Scattering from singular surfaces, from AFM tip for NSOM to polygonal plates for Terahertz sensor

发布时间:2018-06-13 
题目:Scattering from singular surfaces, from AFM tip for NSOM to polygonal plates for Terahertz sensor
 

报告人S. T. Chui,Professor, Department of Physics and Astronomy, University of Delaware, DE 19716, USA (E-mail: chui@bartol.udel.edu

时间:2018613日(周三)—1330-1500

地点:复旦大学兴业光学楼525

报告联系人: 孙树林

 

摘要:

We study the response of a conical metallic surface to an external electromagnetic (EM) field by representing the fields in basis functions containing integrable singularities at the tip obtained by conformal mapping between the cone and a round disk. We found the field-induced charge distribution to consist of localized terms at the tip apex and the base and an extended bulk term along the body of the cone far way from the tip. We apply our calculation to the scattering-based scanning near-field optical microscope (s-SNOM) and successfully quantify the elastic light scattering from a vibrating metallic tip over a uniform sample. In recent s-SNOM experiments at the optical range (< 1um) the fundamental is much larger than the higher harmonics whereas at THz range (> 1mm) the fundamental becomes comparable to the higher harmonics. We find that the tip charge dominates the contribution to the higher harmonics and becomes much bigger for the THz experiments, thus providing an explanation. Our calculation is orders of magnitude faster than current approaches. We demonstrate this by extracting a two dimensional dielectric constant map from the s-SNOM image of a finite metallic disk which suggests the possibility of mapping the charge density distribution of a finite metallic surface induced by an EM field.

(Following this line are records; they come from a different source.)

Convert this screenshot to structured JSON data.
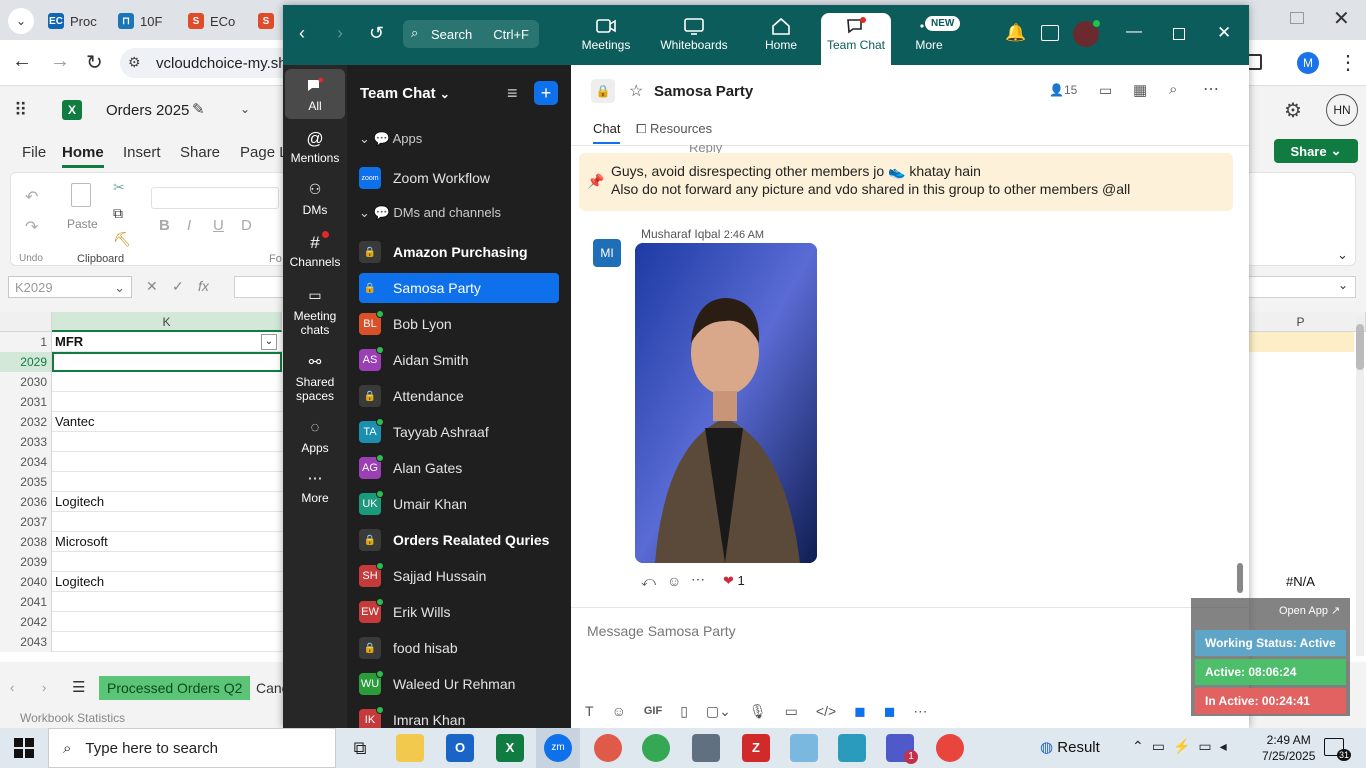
{
  "browser": {
    "tabs": [
      {
        "label": "Proc"
      },
      {
        "label": "10F"
      },
      {
        "label": "ECo"
      },
      {
        "label": ""
      }
    ],
    "url": "vcloudchoice-my.sha"
  },
  "excel": {
    "file_title": "Orders 2025",
    "menu": [
      "File",
      "Home",
      "Insert",
      "Share",
      "Page La"
    ],
    "ribbon": {
      "undo": "Undo",
      "paste": "Paste",
      "clipboard": "Clipboard",
      "font_partial": "Fo"
    },
    "namebox": "K2029",
    "column_k": "K",
    "column_p": "P",
    "header_row_num": "1",
    "header_cell": "MFR",
    "rows": [
      {
        "num": "2029",
        "value": ""
      },
      {
        "num": "2030",
        "value": ""
      },
      {
        "num": "2031",
        "value": ""
      },
      {
        "num": "2032",
        "value": "Vantec"
      },
      {
        "num": "2033",
        "value": ""
      },
      {
        "num": "2034",
        "value": ""
      },
      {
        "num": "2035",
        "value": ""
      },
      {
        "num": "2036",
        "value": "Logitech"
      },
      {
        "num": "2037",
        "value": ""
      },
      {
        "num": "2038",
        "value": "Microsoft"
      },
      {
        "num": "2039",
        "value": ""
      },
      {
        "num": "2040",
        "value": "Logitech"
      },
      {
        "num": "2041",
        "value": ""
      },
      {
        "num": "2042",
        "value": ""
      },
      {
        "num": "2043",
        "value": ""
      }
    ],
    "na_value": "#N/A",
    "share_label": "Share",
    "avatar_initials": "HN",
    "sheet_tab": "Processed Orders Q2",
    "sheet_tab2": "Canc",
    "status": "Workbook Statistics",
    "profile_letter": "M"
  },
  "zoom": {
    "search_label": "Search",
    "search_shortcut": "Ctrl+F",
    "nav": [
      {
        "label": "Meetings"
      },
      {
        "label": "Whiteboards"
      },
      {
        "label": "Home"
      },
      {
        "label": "Team Chat"
      },
      {
        "label": "More"
      }
    ],
    "new_badge": "NEW",
    "sidebar": [
      {
        "label": "All"
      },
      {
        "label": "Mentions"
      },
      {
        "label": "DMs"
      },
      {
        "label": "Channels"
      },
      {
        "label": "Meeting chats"
      },
      {
        "label": "Shared spaces"
      },
      {
        "label": "Apps"
      },
      {
        "label": "More"
      }
    ],
    "list_title": "Team Chat",
    "section_apps": "Apps",
    "zoom_workflow": "Zoom Workflow",
    "zoom_logo": "zoom",
    "section_dms": "DMs and channels",
    "contacts": [
      {
        "name": "Amazon Purchasing",
        "initials": "",
        "color": "#555",
        "type": "lock",
        "bold": true
      },
      {
        "name": "Samosa Party",
        "initials": "",
        "color": "#555",
        "type": "lock",
        "selected": true
      },
      {
        "name": "Bob Lyon",
        "initials": "BL",
        "color": "#d9502a",
        "online": true
      },
      {
        "name": "Aidan Smith",
        "initials": "AS",
        "color": "#9b3fb5",
        "online": true
      },
      {
        "name": "Attendance",
        "initials": "",
        "color": "#555",
        "type": "lock"
      },
      {
        "name": "Tayyab Ashraaf",
        "initials": "TA",
        "color": "#1a8fb0",
        "online": true
      },
      {
        "name": "Alan Gates",
        "initials": "AG",
        "color": "#9b3fb5",
        "online": true
      },
      {
        "name": "Umair Khan",
        "initials": "UK",
        "color": "#1a9a7a",
        "online": true
      },
      {
        "name": "Orders Realated Quries",
        "initials": "",
        "color": "#555",
        "type": "lock",
        "bold": true
      },
      {
        "name": "Sajjad Hussain",
        "initials": "SH",
        "color": "#c53b3b",
        "online": true
      },
      {
        "name": "Erik Wills",
        "initials": "EW",
        "color": "#c53b3b",
        "online": true
      },
      {
        "name": "food hisab",
        "initials": "",
        "color": "#555",
        "type": "lock"
      },
      {
        "name": "Waleed Ur Rehman",
        "initials": "WU",
        "color": "#2a9d3a",
        "online": true
      },
      {
        "name": "Imran Khan",
        "initials": "IK",
        "color": "#c53b3b",
        "online": true
      }
    ],
    "chat": {
      "title": "Samosa Party",
      "members": "15",
      "tabs": [
        "Chat",
        "Resources"
      ],
      "reply_label": "Reply",
      "pinned_line1": "Guys, avoid disrespecting other members jo 👟 khatay hain",
      "pinned_line2": "Also do not forward any picture and vdo shared in this group to other members @all",
      "sender_name": "Musharaf Iqbal",
      "sender_time": "2:46 AM",
      "sender_initials": "MI",
      "reaction_count": "1",
      "composer_placeholder": "Message Samosa Party",
      "gif_label": "GIF"
    }
  },
  "status_overlay": {
    "open_app": "Open App ↗",
    "working": "Working Status: Active",
    "active": "Active: 08:06:24",
    "inactive": "In Active: 00:24:41"
  },
  "taskbar": {
    "search_placeholder": "Type here to search",
    "weather": "Result",
    "time": "2:49 AM",
    "date": "7/25/2025",
    "notif_count": "31",
    "teams_badge": "1"
  }
}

                                                                                                     

报告人简历: 

Siu-Tat Chui was born in Hong Kong, China on April 20, 1949. He went to McGill University in 1967 and obtained his B.S. degree in physics in 1969. He won the first prize of the 1969 University Prize Exam sponsored by the Canadian Association of Physicists while in Canada. After that, he went to Princeton University on an Imperial Oil Fellowship and obtained a Ph.D. in physics in 1972. He remained an instructor at Princeton from 1972-73. He was a member of the Technical Staff at Bell Laboratories from 1973 to 1975, an Assistant Professor at SUNY-Albany from 1975 to 1979 and joined the Bartol Research Foundation in 1979 and is currently professor. He has been visiting professors at the University of Maryland, the Institute of Materials Research of Tohoku University, Japan; the Hong Kong University of Science and Technology, Umea University, Sweden, and the Institute of Theoretical Physics, Beijing, China. He, has published more than 200 journal papers, including Physics Review Letters, Physical Review B, etc.